Ethical Issues

Issues of Life and Death.

Naturally Abortion is not the only ethical issue that interest me, but it does raise a whole series of important questions.  My interest started in the seventies when teaching in Bristol when I was asked to write a briefing paper on the subject for the National RE Teachers Committee. It was necessarily short.  When I retired from teaching I had the time to research the subject as fully as I could and wrote MURDER BY ANOTHER NAME? the paper that follows.

More recently I have been spurred into writing WHO SUFFERS on two sides of A4 as a result of the utterances of some Roman Catholic bishops and the attempt in 2008 by the “pro-life” lobby to get the law changed as it applies to the small number of very late abortions.  I think this is a particularly pernicious move since it applies to those women who find after a scan that they are carrying a severely damaged fetus.  To bolster this positon the “pro-life” lobby have been asserting that after 20weeks the fetus feels pain.  I here insert the summary of the latest report of the Royal college of Obstreticians and Gynaecologists rejecting this view.

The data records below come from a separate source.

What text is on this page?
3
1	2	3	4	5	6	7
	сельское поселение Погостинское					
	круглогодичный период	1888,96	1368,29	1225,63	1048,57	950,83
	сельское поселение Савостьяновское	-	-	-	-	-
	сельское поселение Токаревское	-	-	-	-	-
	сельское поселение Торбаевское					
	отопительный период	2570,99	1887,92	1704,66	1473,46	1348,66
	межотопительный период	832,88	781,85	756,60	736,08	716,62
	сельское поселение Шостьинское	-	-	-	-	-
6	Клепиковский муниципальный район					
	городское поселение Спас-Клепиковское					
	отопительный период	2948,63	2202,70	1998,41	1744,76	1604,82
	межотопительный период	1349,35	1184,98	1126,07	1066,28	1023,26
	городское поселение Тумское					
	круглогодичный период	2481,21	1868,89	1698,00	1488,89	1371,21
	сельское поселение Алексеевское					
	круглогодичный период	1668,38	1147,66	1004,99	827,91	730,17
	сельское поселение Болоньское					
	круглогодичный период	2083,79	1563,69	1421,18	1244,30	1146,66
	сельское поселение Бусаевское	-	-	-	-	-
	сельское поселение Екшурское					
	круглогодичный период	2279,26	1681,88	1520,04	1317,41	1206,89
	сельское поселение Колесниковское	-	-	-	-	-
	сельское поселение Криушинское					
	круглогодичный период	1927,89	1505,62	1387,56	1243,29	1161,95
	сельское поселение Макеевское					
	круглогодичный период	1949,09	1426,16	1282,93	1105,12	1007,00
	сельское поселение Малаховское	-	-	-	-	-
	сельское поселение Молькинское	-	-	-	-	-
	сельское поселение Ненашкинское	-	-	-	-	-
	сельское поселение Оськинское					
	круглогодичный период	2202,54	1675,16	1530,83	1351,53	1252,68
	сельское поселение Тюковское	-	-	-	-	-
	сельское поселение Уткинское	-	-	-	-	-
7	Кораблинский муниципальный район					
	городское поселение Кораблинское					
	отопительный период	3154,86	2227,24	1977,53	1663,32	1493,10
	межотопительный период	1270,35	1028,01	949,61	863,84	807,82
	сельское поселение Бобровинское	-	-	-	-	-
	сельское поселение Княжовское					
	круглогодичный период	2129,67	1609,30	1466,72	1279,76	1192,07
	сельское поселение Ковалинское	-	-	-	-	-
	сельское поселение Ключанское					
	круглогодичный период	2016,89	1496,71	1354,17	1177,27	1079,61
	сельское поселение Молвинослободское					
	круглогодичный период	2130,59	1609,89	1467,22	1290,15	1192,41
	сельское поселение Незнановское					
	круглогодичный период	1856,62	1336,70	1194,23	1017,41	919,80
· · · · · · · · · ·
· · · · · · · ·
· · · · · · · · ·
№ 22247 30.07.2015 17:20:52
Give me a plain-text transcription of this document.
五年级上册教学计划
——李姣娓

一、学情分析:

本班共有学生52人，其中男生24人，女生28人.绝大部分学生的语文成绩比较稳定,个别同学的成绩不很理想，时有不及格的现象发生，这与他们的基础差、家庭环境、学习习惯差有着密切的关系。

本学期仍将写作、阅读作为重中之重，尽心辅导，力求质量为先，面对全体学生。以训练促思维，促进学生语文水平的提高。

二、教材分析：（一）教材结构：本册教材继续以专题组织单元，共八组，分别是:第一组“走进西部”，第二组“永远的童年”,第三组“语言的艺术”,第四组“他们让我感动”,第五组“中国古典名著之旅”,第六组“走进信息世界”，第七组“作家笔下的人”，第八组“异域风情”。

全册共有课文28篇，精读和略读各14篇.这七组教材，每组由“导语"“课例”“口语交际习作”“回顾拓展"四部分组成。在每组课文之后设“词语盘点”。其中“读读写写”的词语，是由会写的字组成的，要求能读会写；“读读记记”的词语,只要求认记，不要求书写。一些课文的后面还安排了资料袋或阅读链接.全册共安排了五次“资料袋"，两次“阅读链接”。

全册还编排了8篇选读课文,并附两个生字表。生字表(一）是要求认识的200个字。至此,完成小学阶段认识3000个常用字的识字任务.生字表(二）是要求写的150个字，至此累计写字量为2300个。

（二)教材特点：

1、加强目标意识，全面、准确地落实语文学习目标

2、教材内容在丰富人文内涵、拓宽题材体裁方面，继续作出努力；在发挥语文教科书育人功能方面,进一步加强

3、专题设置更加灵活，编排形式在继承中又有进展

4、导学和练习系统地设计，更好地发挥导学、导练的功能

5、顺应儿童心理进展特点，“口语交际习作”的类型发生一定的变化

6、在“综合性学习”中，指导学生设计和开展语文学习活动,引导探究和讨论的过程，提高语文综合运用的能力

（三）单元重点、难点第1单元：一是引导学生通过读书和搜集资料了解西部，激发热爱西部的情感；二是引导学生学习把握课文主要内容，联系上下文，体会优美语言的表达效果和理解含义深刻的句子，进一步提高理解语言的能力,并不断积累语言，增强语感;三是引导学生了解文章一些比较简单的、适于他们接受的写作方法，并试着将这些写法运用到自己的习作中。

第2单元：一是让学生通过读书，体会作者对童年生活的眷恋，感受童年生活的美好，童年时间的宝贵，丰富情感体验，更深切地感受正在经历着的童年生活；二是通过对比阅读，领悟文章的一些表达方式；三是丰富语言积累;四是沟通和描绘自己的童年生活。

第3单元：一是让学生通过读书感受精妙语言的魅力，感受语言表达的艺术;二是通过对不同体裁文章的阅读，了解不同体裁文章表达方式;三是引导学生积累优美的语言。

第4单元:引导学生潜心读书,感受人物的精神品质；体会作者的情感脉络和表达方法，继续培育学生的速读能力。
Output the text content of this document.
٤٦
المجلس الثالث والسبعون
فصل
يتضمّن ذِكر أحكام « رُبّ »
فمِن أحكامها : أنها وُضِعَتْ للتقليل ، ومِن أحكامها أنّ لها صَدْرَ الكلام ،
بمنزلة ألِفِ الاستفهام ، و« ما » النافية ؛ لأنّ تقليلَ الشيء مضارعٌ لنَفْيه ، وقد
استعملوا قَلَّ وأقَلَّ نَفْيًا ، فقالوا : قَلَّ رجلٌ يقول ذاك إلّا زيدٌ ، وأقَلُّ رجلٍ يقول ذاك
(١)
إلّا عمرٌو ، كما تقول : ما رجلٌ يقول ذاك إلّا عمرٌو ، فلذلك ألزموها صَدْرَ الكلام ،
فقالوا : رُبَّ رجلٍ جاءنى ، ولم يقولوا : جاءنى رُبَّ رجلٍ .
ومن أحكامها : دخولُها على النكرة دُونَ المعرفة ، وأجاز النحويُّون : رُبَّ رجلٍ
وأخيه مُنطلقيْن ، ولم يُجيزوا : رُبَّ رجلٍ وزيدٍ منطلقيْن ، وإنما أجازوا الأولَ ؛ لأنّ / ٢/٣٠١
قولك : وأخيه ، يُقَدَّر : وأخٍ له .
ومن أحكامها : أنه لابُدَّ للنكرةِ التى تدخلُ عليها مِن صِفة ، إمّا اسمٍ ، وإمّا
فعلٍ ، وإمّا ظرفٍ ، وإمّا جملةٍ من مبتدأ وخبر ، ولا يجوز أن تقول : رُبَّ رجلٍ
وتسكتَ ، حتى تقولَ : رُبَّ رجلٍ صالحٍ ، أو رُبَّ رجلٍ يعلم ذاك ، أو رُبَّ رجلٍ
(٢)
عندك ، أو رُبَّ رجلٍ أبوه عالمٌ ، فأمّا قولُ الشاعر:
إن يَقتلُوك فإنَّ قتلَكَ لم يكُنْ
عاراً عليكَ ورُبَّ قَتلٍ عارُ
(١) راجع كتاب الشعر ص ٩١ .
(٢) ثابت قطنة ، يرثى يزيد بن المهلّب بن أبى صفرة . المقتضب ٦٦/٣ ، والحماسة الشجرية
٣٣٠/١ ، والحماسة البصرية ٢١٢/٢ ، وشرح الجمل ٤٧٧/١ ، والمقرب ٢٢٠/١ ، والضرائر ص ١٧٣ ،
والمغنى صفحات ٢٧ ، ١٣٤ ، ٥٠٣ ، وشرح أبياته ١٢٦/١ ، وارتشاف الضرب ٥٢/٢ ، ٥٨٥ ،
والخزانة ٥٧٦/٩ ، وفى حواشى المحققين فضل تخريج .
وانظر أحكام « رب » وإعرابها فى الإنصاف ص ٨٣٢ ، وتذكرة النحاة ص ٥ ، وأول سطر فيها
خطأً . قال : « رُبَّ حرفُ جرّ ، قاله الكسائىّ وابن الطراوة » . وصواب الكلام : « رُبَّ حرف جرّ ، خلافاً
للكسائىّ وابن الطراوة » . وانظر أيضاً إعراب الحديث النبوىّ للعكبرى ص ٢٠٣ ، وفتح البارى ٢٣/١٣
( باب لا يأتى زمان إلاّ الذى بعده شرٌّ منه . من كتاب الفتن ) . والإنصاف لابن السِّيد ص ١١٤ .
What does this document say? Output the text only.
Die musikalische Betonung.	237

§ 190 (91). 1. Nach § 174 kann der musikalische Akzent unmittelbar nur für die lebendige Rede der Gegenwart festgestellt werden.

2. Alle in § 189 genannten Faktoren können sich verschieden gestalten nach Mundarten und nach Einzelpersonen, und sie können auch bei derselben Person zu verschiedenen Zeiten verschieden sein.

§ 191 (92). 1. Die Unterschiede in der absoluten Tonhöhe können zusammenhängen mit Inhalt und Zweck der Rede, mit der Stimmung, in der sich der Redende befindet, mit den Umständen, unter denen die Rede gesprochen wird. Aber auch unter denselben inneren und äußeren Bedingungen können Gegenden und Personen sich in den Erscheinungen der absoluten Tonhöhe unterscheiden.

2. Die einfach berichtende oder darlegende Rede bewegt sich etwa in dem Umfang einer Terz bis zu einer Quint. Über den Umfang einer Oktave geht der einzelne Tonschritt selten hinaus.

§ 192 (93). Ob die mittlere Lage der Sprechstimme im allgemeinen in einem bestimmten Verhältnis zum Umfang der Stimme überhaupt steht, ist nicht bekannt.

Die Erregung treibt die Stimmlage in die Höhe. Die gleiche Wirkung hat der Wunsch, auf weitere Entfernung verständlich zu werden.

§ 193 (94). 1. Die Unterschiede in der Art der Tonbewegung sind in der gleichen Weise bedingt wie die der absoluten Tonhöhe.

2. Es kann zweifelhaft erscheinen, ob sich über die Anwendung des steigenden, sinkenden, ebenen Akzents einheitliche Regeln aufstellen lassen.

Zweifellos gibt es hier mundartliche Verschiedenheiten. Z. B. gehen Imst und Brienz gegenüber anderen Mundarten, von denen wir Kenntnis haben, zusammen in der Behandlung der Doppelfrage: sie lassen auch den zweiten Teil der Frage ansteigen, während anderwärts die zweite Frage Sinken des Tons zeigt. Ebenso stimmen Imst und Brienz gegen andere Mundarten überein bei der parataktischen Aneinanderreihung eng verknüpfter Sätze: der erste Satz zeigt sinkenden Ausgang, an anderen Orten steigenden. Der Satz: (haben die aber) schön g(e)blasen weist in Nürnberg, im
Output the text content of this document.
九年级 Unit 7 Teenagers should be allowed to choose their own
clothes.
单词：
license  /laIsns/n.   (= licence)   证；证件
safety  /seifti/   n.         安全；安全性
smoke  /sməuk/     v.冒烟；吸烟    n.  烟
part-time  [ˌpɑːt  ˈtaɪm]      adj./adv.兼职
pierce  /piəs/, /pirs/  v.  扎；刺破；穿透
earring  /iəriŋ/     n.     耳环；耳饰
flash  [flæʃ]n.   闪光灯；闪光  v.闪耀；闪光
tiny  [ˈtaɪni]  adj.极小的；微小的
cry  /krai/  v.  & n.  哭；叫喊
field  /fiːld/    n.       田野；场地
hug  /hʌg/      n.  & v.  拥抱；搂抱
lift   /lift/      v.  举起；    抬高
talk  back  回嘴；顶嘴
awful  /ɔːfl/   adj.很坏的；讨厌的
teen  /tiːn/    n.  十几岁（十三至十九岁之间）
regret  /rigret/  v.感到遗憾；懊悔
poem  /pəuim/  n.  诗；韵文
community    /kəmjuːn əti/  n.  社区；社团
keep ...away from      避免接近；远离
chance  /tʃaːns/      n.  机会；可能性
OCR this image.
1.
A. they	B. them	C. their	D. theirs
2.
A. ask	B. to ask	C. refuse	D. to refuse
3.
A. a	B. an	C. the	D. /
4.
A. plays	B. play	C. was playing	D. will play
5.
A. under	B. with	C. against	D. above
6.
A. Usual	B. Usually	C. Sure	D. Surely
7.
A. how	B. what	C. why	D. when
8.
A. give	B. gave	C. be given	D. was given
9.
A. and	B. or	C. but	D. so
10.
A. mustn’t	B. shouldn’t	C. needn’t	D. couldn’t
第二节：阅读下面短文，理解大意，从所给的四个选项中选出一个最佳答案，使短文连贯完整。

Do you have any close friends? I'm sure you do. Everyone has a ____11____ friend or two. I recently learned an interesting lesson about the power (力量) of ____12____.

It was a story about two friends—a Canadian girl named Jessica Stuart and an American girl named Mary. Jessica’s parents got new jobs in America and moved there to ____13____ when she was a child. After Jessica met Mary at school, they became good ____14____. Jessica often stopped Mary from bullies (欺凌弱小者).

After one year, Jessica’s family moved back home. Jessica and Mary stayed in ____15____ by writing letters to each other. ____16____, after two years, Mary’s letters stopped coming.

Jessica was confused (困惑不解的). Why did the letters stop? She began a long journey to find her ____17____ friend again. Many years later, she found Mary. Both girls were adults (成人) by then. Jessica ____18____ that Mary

Before you read more on this very contentious subject please note that I do respect the right and the example of people to refrain from abortion and to witness and argue against it even if some of the reasons they give seem to me to be seriously flawed. Certainly I do not think abortion should be encouraged or used casually as a method of birth control. That I think can desensitise and dehumanises those concerned.  I see it as a painful moral choice which a woman should be allowed to make and that it should be recognised that it may be the right choice at least in the sense of “the lesser of two evils”  for some women in some circumstances.